BATAM – Anak Buah Kapal (ABK) bernama Fandi Ramadhan menjalani sidang putusan terkait kasus penyelundupan narkotika seberat 1,9 ton sabu di Batam, Kamis (5/3/2026). Dalam persidangan tersebut, majelis hakim Pengadilan Negeri Batam menjatuhkan hukuman lima tahun penjara kepada terdakwa.

Dalam pertimbangannya, majelis hakim memaparkan sejumlah hal yang memberatkan maupun meringankan hukuman bagi Fandi.

“Keadaan yang memberatkan jumlah narkotika jenis metamfetamin yang menjadi barang bukti dalam perkara terdakwa jumlahnya hampir mencapai 2 ton, yang dikhawatirkan apabila beredar di wilayah Indonesia akan sangat merusak masa depan generasi bangsa,” ujar hakim di Pengadilan Negeri Batam.

Selain itu, hakim menilai tindakan Fandi tidak sejalan dengan upaya pemerintah dalam memberantas peredaran gelap narkotika.

Sementara itu, terdapat beberapa hal yang menjadi pertimbangan meringankan bagi terdakwa. Hakim menyebut Fandi bersikap sopan selama proses persidangan berlangsung serta belum pernah terjerat kasus hukum sebelumnya.

“Terdakwa masih berusia muda sehingga masih diharapkan dapat memperbaiki tingkah lakunya di kemudian hari,” tutur hakim.

Dalam amar putusannya, majelis hakim menyatakan Fandi terbukti secara sah dan meyakinkan bersalah melakukan tindak pidana pemufakatan jahat dalam peredaran narkotika tanpa hak atau melawan hukum.

Fandi diketahui berperan sebagai perantara dalam transaksi narkotika golongan I bukan tanaman dengan berat lebih dari lima gram, sebagaimana tercantum dalam dakwaan primer jaksa penuntut umum.

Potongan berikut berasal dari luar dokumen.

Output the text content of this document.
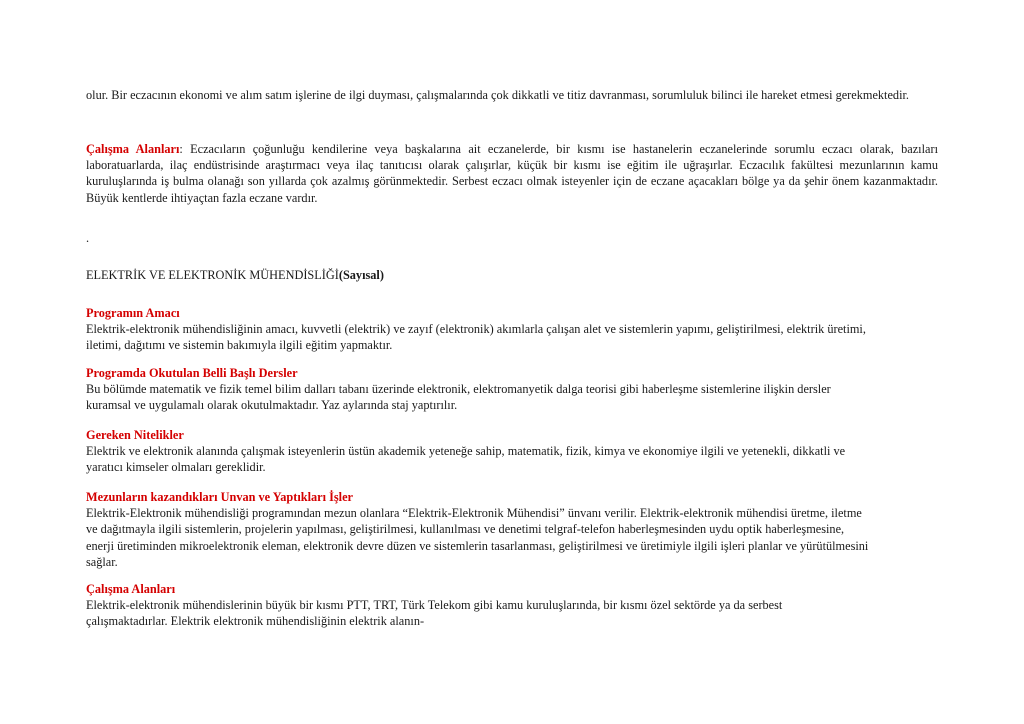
olur. Bir eczacının ekonomi ve alım satım işlerine de ilgi duyması, çalışmalarında çok dikkatli ve titiz davranması, sorumluluk bilinci ile hareket etmesi gerekmektedir.

Çalışma Alanları: Eczacıların çoğunluğu kendilerine veya başkalarına ait eczanelerde, bir kısmı ise hastanelerin eczanelerinde sorumlu eczacı olarak, bazıları laboratuarlarda, ilaç endüstrisinde araştırmacı veya ilaç tanıtıcısı olarak çalışırlar, küçük bir kısmı ise eğitim ile uğraşırlar. Eczacılık fakültesi mezunlarının kamu kuruluşlarında iş bulma olanağı son yıllarda çok azalmış görünmektedir. Serbest eczacı olmak isteyenler için de eczane açacakları bölge ya da şehir önem kazanmaktadır. Büyük kentlerde ihtiyaçtan fazla eczane vardır.

.
ELEKTRİK VE ELEKTRONİK MÜHENDİSLİĞİ(Sayısal)
Programın Amacı
Elektrik-elektronik mühendisliğinin amacı, kuvvetli (elektrik) ve zayıf (elektronik) akımlarla çalışan alet ve sistemlerin yapımı, geliştirilmesi, elektrik üretimi,
iletimi, dağıtımı ve sistemin bakımıyla ilgili eğitim yapmaktır.
Programda Okutulan Belli Başlı Dersler
Bu bölümde matematik ve fizik temel bilim dalları tabanı üzerinde elektronik, elektromanyetik dalga teorisi gibi haberleşme sistemlerine ilişkin dersler
kuramsal ve uygulamalı olarak okutulmaktadır. Yaz aylarında staj yaptırılır.
Gereken Nitelikler
Elektrik ve elektronik alanında çalışmak isteyenlerin üstün akademik yeteneğe sahip, matematik, fizik, kimya ve ekonomiye ilgili ve yetenekli, dikkatli ve
yaratıcı kimseler olmaları gereklidir.
Mezunların kazandıkları Unvan ve Yaptıkları İşler
Elektrik-Elektronik mühendisliği programından mezun olanlara “Elektrik-Elektronik Mühendisi” ünvanı verilir. Elektrik-elektronik mühendisi üretme, iletme
ve dağıtmayla ilgili sistemlerin, projelerin yapılması, geliştirilmesi, kullanılması ve denetimi telgraf-telefon haberleşmesinden uydu optik haberleşmesine,
enerji üretiminden mikroelektronik eleman, elektronik devre düzen ve sistemlerin tasarlanması, geliştirilmesi ve üretimiyle ilgili işleri planlar ve yürütülmesini
sağlar.
Çalışma Alanları
Elektrik-elektronik mühendislerinin büyük bir kısmı PTT, TRT, Türk Telekom gibi kamu kuruluşlarında, bir kısmı özel sektörde ya da serbest
çalışmaktadırlar. Elektrik elektronik mühendisliğinin elektrik alanın-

“Menjatuhkan pidana terhadap terdakwa Fandi oleh karena itu dengan pidana penjara selama lima tahun,” kata hakim saat membacakan putusan.

Vonis yang dijatuhkan majelis hakim tersebut lebih ringan dibandingkan tuntutan jaksa penuntut umum (JPU) yang sebelumnya menuntut Fandi dengan hukuman mati.